Cassandre

par vagabond vagabondant, mercredi 10 août 2016, 20:15 (il y a 2815 jours) @ vagabond vagabondant

Il nous suffit, cette nuit-là, d'être ensemble, Cassandre et moi, pour retrouver goût aux dédales, à la pénombre pleine de beauté, au parfum flottant des marécages, à l'impossibilité pour nos âmes d'entrer en repos.

Un même feu de paille intarissable piétinait les pavés, les fleurs et les regrets, louvoyait sous les ponts de pierre, fasciné par les voûtes et les arches et les convois de bêtes reptiliennes.

Cassandre, qui bondissait sa marelle d'un muret à l'autre, se découvrait des ingéniosités félines. La Seine insoucieusement se déplissait pour nous. Le ciel buvait le vin de nos voix. Je me laissais tomber dans la plus sereine des sobriétés.

Non sans malice, moi aussi, je me déplissais pour elle ; non sans malice, je devenais un gros chat ingénieux. Je maroulais mon destin en quelques raffinements provocateurs. Non sans malice.
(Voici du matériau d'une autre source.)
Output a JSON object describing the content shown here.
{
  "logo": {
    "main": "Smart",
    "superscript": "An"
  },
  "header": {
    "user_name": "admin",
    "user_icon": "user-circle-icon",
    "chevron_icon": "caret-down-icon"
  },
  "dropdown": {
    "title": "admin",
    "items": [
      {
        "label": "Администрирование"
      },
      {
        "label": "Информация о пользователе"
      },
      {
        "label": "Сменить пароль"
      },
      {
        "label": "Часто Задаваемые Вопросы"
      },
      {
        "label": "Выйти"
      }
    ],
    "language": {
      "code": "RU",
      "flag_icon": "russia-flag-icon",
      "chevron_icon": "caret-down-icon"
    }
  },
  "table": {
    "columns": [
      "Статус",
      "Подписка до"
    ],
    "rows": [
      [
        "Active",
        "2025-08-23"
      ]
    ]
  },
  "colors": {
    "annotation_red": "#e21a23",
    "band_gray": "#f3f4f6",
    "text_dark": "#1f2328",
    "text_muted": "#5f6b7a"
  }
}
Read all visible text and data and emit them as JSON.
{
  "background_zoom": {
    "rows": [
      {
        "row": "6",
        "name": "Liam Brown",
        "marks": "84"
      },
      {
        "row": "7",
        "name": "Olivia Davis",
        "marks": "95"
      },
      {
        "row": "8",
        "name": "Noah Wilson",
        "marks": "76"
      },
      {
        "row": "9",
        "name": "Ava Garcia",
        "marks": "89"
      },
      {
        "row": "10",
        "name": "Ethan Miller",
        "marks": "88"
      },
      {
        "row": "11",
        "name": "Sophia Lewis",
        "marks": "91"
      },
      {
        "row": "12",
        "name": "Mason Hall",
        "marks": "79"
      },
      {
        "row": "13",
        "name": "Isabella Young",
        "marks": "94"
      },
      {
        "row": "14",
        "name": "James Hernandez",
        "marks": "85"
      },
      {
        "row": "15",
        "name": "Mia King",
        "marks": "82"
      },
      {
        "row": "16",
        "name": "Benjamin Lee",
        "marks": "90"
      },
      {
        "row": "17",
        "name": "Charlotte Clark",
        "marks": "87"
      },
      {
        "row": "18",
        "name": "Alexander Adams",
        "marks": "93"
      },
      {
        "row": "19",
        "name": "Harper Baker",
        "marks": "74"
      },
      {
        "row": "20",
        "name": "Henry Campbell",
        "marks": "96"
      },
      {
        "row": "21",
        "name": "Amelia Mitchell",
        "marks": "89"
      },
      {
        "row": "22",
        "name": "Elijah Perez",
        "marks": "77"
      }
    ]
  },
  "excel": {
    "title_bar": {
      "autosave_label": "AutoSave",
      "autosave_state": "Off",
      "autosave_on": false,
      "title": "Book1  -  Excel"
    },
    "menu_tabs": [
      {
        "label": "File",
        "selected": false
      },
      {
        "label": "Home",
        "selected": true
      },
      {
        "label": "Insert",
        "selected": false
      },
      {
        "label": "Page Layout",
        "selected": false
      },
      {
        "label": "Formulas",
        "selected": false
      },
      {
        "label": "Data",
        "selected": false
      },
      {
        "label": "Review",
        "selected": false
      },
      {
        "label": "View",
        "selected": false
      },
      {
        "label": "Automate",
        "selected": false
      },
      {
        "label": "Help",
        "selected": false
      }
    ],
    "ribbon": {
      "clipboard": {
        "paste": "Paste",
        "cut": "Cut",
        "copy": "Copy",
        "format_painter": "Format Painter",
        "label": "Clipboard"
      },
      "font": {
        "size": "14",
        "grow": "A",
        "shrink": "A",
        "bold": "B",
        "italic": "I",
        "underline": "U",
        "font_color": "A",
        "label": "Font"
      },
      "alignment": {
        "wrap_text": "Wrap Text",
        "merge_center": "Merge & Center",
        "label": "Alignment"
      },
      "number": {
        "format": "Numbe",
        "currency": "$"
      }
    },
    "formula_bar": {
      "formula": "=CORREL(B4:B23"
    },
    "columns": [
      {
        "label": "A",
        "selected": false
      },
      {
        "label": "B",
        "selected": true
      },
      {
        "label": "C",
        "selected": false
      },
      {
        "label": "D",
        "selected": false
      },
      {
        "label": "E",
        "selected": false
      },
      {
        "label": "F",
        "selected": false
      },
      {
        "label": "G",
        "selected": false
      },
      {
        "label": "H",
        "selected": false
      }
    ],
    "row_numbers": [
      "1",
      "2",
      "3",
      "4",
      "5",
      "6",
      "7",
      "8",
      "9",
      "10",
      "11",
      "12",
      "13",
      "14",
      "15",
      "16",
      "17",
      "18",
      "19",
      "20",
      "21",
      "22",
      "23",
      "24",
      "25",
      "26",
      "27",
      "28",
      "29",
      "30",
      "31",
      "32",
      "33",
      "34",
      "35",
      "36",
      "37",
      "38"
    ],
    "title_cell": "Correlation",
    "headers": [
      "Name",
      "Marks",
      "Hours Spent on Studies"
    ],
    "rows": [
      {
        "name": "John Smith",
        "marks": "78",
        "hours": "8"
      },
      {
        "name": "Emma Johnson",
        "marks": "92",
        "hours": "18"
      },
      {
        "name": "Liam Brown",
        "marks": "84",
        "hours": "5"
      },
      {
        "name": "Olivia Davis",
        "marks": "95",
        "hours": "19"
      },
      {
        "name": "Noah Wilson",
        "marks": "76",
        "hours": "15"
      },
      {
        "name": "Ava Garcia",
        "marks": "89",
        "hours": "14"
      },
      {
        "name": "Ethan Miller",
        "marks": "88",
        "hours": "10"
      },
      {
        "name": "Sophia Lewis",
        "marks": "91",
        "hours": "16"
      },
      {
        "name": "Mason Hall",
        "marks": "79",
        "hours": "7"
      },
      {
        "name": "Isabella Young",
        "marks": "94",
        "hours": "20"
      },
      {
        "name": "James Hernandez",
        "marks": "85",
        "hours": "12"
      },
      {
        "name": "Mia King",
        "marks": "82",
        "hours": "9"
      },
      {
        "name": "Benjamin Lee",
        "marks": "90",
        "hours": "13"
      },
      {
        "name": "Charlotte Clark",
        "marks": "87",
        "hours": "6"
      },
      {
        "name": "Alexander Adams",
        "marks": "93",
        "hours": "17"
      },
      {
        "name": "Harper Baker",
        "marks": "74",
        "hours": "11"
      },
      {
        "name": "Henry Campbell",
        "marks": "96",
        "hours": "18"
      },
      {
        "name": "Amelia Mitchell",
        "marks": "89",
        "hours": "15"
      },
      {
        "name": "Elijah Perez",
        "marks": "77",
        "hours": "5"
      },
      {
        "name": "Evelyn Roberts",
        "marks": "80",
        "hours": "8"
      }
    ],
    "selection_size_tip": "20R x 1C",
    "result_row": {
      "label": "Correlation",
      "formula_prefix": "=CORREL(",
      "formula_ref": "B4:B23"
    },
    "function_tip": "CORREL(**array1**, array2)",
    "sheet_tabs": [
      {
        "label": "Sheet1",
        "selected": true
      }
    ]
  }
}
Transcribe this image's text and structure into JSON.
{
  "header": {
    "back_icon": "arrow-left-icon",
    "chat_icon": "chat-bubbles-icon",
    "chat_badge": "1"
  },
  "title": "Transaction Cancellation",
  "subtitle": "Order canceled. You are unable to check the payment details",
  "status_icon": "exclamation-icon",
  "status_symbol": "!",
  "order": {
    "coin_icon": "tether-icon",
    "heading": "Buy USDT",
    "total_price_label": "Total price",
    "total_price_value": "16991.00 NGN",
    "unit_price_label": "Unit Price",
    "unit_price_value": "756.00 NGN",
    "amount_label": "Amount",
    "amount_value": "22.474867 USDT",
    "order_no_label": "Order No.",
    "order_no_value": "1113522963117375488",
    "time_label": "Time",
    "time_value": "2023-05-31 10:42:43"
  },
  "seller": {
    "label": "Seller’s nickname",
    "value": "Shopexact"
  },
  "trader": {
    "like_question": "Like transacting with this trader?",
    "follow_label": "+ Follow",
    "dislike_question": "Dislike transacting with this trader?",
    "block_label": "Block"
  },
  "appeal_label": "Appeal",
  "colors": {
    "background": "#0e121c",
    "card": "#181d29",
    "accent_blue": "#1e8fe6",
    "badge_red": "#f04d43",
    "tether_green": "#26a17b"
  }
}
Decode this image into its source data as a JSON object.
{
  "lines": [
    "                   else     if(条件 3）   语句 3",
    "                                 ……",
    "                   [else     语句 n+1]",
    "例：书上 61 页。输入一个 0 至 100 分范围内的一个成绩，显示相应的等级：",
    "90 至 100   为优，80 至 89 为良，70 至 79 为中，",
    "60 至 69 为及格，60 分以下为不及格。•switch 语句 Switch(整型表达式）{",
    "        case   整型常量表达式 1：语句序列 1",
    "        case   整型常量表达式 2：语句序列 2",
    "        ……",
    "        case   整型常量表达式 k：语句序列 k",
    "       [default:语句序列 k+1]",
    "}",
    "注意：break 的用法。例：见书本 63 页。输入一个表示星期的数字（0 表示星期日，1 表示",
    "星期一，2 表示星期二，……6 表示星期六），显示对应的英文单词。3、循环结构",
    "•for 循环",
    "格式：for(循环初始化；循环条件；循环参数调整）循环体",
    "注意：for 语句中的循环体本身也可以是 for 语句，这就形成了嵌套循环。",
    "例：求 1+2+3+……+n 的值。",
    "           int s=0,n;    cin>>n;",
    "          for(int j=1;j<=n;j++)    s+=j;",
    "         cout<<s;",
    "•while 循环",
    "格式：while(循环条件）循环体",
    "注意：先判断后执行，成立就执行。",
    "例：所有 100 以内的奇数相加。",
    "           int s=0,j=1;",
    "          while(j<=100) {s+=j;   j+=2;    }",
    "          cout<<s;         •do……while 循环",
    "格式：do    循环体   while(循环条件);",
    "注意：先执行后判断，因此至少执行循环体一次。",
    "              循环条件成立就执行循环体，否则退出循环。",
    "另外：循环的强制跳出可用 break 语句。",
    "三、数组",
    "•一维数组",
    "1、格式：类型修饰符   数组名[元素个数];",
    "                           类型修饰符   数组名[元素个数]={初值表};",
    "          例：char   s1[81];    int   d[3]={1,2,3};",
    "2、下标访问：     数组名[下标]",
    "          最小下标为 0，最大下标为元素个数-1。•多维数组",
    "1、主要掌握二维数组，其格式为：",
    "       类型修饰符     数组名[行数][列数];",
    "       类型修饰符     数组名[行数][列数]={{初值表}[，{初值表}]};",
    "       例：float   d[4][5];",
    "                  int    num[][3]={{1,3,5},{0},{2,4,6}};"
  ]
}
Car je suis un mime marceau, le caméléon des méchantes tendresses : et les rues sont faites pour y jouer des claquettes, et les motos stationnées pour s'y assoupir publiquement.



*



Longuement, cette nuit-là, sur notre passage, nous sentîmes les portes s'émouvoir, des persiennes lever leurs cent paupières, les fenêtres délier leur transparence.

Longuement, cette nuit-là, les spectres de la ville nous toisèrent en silence. Ma solitude dansait avec le bonheur de Cassandre.

Je glissai mes paumes auprès des siennes, si douces et rêches, et elle me les serra avec la ferveur des toujours, comme on serrerait un coeur pour le marquer longtemps.

Je l'ai prise par les mains pour danser. À son tour, Cassandre l'espiègle me tira à elle, et d'elle je tirai tout le zèle de la ville, dont je consommais déjà - sans tristesse - l'absence savoureuse à venir.